Using the term “demographic time bomb” to describe Ireland’s ageing population insults older people. As campaigners for the aged repeatedly point out, many people in the western world now expect to have long, healthy lives and participative lives. While in Ireland about 11 per cent of the population has been 65 or over for most of the last century, planners cannot ignore that this cohort of the population will be about 28 per cent by 2046. And the numbers over 85 will also grow rapidly. There are stark issues, therefore, for pensions, health and social provision, and population life style.
If politicians realised that the 65+ population could increase by nearly 25,000 annually over the next 35 years they might have a sharper focus on the myriad implications. It is reassuring, however, that there is now a solid report being studied in the Department of Health and Children. The report's analysis of the issues, and proposals for future action, will do much to bolster what should be a national conversation on ageing.
The report, from Fourth Age Trust, " Individual Needs, Collective Responses, the Potential of Social Enterprise to Provide Supports and Services for Older People ", says that ageing is a great challenge but that it also brings a significant opportunity. And it outlines how social enterprise, or business with a social purpose, can revolutionise provision for older people.

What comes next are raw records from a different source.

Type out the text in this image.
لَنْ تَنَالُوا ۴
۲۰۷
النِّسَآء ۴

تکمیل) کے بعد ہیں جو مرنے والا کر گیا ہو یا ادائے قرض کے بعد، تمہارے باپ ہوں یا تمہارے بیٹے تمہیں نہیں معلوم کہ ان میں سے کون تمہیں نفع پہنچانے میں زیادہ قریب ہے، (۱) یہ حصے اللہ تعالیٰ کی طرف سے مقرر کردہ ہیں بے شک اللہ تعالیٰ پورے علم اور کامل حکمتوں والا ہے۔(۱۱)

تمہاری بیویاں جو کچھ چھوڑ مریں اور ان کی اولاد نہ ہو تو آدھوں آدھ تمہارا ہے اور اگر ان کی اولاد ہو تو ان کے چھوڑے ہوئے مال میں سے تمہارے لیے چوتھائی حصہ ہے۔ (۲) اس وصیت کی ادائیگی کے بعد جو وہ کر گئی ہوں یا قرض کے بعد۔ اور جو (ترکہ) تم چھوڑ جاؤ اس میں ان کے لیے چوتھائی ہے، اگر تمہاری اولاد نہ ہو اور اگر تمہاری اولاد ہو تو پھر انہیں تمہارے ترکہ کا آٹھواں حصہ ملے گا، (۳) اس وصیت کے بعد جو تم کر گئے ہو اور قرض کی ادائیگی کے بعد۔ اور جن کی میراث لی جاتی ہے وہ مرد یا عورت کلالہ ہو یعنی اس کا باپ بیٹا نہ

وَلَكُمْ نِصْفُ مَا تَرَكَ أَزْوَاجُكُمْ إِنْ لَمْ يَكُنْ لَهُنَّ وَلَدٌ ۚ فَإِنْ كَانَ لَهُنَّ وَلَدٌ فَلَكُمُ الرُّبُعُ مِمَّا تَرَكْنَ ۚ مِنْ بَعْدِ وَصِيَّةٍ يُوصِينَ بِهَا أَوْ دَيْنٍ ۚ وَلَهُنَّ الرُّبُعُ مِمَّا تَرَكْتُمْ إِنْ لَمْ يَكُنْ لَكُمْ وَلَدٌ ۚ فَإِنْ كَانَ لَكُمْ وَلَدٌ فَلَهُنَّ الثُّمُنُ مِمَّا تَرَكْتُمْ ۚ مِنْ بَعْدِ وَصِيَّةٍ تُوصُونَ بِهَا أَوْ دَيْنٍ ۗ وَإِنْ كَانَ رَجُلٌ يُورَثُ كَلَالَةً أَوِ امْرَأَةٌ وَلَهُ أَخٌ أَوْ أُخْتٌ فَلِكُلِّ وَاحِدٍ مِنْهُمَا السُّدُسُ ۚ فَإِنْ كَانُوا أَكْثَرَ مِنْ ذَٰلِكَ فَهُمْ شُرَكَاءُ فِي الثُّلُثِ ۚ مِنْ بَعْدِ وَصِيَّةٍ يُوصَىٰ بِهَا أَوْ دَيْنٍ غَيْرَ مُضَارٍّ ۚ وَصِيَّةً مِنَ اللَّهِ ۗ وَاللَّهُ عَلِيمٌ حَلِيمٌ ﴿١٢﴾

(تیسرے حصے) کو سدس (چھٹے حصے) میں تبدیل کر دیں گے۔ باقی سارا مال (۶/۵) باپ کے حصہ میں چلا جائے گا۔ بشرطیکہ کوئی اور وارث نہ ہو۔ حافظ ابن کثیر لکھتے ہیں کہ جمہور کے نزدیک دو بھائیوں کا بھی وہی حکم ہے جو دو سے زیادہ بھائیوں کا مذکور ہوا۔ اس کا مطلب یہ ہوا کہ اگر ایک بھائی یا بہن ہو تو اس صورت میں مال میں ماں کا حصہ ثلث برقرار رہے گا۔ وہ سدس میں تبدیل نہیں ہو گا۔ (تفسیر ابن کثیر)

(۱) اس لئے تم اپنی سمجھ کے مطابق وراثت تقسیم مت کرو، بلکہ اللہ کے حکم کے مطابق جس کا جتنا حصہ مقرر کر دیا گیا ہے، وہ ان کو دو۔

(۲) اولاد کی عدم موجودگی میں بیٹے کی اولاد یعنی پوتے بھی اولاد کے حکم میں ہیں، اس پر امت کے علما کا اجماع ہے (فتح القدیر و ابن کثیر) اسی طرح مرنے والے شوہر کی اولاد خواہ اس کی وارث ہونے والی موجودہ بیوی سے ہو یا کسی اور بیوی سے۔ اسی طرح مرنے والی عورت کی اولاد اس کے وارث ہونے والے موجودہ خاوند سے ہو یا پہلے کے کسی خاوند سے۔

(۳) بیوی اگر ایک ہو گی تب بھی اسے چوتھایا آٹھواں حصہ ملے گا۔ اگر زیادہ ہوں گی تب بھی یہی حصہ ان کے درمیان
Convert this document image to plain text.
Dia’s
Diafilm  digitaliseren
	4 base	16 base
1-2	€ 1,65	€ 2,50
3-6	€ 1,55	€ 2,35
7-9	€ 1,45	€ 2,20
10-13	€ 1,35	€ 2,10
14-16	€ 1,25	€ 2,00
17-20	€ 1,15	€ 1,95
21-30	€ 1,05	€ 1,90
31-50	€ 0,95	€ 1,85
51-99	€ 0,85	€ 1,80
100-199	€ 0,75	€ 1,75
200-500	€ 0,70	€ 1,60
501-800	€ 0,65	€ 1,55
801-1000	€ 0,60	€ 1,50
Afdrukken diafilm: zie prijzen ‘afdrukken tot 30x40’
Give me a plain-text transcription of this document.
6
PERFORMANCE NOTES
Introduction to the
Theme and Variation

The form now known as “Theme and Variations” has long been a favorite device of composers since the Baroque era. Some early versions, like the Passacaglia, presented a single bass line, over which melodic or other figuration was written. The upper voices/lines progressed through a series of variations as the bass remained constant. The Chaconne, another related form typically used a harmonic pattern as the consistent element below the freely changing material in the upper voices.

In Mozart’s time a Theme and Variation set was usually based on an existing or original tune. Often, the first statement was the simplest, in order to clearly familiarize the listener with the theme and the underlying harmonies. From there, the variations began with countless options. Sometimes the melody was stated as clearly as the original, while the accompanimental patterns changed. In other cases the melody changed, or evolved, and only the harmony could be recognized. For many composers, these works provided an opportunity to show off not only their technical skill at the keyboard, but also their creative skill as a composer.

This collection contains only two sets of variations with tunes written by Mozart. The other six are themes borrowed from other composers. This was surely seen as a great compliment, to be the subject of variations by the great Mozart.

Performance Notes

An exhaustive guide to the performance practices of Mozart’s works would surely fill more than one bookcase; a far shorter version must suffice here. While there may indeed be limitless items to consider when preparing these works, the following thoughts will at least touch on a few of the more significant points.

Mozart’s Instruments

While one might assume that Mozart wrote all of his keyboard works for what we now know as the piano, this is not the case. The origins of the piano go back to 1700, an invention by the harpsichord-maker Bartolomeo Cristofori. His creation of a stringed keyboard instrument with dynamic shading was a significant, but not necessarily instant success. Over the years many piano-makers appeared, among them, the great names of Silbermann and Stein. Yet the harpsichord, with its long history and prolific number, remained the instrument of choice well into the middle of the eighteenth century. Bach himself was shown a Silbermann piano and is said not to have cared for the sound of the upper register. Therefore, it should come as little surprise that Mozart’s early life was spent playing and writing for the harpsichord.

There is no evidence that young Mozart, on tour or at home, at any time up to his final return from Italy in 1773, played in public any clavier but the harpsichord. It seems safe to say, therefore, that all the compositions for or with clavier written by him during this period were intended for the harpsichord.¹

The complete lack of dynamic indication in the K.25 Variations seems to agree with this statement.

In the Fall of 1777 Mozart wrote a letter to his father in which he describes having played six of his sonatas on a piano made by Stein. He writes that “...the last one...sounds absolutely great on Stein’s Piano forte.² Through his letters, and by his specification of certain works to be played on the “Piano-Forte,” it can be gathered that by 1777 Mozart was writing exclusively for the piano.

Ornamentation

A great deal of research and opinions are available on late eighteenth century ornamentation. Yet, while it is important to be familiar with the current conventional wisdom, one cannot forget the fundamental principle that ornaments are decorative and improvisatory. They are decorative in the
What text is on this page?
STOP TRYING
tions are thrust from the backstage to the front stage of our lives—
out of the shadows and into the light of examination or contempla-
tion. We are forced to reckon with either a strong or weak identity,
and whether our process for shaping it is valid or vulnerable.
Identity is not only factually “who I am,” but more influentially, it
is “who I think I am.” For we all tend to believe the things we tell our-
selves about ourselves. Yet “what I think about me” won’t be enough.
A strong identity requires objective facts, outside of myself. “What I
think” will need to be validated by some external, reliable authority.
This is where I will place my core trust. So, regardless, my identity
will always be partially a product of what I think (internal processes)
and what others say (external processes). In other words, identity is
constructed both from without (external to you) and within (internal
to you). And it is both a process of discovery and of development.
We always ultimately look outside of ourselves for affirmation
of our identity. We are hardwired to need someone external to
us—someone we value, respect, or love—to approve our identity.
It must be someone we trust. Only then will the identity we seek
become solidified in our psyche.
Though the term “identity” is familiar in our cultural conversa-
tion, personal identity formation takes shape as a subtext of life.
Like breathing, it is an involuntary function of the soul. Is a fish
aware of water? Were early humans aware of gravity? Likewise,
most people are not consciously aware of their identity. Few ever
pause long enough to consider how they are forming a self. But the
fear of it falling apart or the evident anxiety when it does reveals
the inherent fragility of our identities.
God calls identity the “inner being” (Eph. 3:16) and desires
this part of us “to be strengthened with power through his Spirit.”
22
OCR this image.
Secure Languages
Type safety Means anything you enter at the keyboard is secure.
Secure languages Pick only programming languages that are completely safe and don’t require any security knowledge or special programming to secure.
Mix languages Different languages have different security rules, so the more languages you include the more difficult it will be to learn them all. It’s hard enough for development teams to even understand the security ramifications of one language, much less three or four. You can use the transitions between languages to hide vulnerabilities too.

This is against a national background of support networks damaged by emigration, increasing dementia, and the need for home adaption, and garden maintenance for older people, as well as transport and responsive home help services. As the report says, this is an incomplete list and the needs of older people are so many and varied that a new approach is required, one which will be innovative and enhance rather than supplant.
It is suggested that the social enterprise would become a catalyst in communities where it works to create supports and care for older people. It would tender to become a HSE-approved provider of community services for older people but would also seek over revenue streams to provide greater use of assistive technology, time banks, a befriending service, volunteer organisation, group purchasing and home and garden care and repair.